Melinda May GLARES at Deadpool for a moment longer. "Seriously." And then she straightens and very pointedly turns her back on the mouthy merc and flatly ignores him while offering Fenris's sword back to its owner.

"I'll never tell," Deadpool says, winking demurely over his shoulder at Fenris as he gathers up his twice-detached arm, "Besides, you're being a real sour puss. And Agent 99 there seems like the stick up her ass has a stick up its ass."

As he steps over the unconscious Baugi, Deadpool purposefully pauses to crouch and stand up several times. He's nothing if not true to his word. That done, he reaches into the giant's belt pouch and produces something golden and mystical looking. Before a good look can be taken, though, he disappears. Handy dandy teleporter, y'know.

Fenris becomes human once more. His coat is smoking and singed and he sighs accepting the blade back which becomes a necklace. It isn't even nicked. "How… did you end up here anyway?"

"An ice cream addicted little bastard of an imp." Okay, even with May's usual deadpan mannerisms, that sentence was … well. Some things are just too weird to make up.

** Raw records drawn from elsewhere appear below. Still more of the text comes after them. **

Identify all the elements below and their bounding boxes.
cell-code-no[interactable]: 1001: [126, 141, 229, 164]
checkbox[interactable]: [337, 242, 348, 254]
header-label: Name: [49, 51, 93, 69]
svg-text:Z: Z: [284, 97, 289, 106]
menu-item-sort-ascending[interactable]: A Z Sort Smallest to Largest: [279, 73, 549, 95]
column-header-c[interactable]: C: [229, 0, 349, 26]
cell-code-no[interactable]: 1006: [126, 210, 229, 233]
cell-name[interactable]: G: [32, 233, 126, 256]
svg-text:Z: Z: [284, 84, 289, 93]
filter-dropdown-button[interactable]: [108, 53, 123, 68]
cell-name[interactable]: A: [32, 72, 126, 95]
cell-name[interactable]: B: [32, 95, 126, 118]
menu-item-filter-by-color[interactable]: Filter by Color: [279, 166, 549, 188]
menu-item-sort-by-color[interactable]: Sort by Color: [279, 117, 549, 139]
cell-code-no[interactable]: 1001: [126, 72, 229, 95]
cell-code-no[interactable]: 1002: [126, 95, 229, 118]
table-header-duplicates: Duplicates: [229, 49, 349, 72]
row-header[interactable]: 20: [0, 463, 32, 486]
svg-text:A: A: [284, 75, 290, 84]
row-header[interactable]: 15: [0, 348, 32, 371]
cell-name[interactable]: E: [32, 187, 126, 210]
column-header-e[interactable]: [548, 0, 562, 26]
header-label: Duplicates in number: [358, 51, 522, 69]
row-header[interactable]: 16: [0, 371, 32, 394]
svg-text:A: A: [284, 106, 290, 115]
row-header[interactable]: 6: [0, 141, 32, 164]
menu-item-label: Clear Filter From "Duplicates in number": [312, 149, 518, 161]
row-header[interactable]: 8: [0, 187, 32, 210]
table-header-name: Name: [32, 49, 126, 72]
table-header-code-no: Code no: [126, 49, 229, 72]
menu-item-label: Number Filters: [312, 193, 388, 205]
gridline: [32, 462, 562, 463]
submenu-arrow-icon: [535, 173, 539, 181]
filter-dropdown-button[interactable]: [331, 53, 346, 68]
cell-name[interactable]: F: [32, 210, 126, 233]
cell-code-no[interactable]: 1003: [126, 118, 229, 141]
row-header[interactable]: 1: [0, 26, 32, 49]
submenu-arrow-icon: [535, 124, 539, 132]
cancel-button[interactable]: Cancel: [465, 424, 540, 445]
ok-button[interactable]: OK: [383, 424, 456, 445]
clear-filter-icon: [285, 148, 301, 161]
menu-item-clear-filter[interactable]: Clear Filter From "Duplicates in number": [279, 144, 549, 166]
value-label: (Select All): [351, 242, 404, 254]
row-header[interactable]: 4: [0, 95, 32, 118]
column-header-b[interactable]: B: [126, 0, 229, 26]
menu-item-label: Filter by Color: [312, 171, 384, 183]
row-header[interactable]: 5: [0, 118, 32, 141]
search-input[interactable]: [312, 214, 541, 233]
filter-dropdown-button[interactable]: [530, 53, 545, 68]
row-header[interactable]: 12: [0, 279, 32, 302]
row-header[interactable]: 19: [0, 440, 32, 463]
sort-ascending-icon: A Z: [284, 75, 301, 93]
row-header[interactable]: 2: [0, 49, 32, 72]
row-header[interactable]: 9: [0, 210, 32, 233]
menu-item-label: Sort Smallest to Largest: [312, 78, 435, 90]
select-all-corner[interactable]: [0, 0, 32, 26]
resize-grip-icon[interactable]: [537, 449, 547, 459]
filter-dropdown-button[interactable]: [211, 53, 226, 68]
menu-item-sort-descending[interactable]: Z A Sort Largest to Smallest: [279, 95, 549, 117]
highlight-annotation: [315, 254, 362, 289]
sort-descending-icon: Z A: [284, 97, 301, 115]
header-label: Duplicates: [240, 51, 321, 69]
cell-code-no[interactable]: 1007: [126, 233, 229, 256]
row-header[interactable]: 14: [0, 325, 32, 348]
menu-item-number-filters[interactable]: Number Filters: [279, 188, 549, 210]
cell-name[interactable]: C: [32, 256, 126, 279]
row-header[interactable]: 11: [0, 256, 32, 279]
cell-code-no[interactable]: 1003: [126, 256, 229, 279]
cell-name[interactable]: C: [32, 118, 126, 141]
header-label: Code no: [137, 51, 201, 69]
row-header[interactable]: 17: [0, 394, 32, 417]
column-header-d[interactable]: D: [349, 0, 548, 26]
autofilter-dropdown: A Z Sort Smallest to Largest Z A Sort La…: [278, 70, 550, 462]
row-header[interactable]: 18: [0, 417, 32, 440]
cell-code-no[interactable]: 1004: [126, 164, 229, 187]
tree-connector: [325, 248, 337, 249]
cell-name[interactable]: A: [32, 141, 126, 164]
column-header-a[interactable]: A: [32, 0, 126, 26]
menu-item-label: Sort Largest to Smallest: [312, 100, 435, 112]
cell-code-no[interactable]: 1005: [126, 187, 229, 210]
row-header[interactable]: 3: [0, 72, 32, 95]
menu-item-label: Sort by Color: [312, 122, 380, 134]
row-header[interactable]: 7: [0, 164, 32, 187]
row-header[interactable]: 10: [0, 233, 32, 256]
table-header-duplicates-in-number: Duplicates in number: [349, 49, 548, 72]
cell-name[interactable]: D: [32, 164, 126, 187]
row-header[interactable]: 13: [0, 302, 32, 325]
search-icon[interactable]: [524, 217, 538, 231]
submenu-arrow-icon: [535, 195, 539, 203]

"Imp?" Fenris quirks an eyebrow as he resettles himself and looks over at the normally fairly unflappable May. "Ice cream addicted Imp? I'm going to assume that's not simply a turn of phrase. I'm also going to assume that maybe you'd like to get back to New York?"

"Please." May looks at where Deadpool disappeared. Reason number five for hating Gotham: the costumed lunatics that seem to infest this city in increasing numbers every day.

With a chuckle, Fenris opens a Way and invites to May to the wonders of interdimensional travel.